The default schedule starts momentum at 0.85 and linearly increases it to the target value (typically 0.95) over 500 training steps. This gradual ramp prevents early training instability while allowing the Muon optimizer to reach full momentum quickly.

### How do I disable the Muon momentum warmup?

Set `MUON_MOMENTUM_WARMUP_STEPS` to 0 or a negative value. When `args.muon_momentum_warmup_steps` is less than or equal to 0, the fraction calculation immediately returns 1.0, causing the optimizer to use the final target momentum from the first step.
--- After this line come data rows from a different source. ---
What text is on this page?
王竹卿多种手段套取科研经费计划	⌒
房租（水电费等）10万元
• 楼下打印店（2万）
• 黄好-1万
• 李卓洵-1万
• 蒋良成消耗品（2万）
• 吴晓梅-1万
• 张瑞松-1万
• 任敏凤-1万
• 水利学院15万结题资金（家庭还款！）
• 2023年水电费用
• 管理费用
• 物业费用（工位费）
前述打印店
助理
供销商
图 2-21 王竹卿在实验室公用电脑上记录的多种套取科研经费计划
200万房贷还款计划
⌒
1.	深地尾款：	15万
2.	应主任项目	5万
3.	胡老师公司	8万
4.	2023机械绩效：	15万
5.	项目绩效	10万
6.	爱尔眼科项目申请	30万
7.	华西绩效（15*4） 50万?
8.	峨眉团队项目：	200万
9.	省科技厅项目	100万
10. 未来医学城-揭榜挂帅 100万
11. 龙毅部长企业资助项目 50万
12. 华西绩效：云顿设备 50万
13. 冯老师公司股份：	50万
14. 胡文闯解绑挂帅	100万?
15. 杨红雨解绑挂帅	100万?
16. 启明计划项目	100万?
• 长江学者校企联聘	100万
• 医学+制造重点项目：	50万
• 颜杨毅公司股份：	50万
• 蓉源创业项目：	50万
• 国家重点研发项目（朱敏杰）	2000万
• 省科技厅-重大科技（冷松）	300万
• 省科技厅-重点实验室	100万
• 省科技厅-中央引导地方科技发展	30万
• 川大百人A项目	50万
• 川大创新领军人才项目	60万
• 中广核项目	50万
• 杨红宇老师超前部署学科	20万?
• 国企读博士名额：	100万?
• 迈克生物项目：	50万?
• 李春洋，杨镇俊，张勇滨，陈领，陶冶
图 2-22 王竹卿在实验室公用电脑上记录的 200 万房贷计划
### Why does the momentum warmup use linear interpolation?

Linear interpolation provides a predictable, smooth transition between the conservative starting momentum and the aggressive target momentum. This approach balances early training stability (lower momentum reduces noise in gradient updates) with later convergence speed (higher momentum accelerates optimization in consistent gradient directions).

### Does the warmup schedule work with the MLX backend?

Yes, the identical warmup logic is implemented in [`train_gpt_mlx.py`](https://github.com/openai/parameter-golf/blob/main/train_gpt_mlx.py) with the same linear interpolation formulas and environment variable configuration. The only difference is the default warmup duration, which is set to 1500 steps in the MLX version rather than 500 steps in the PyTorch version.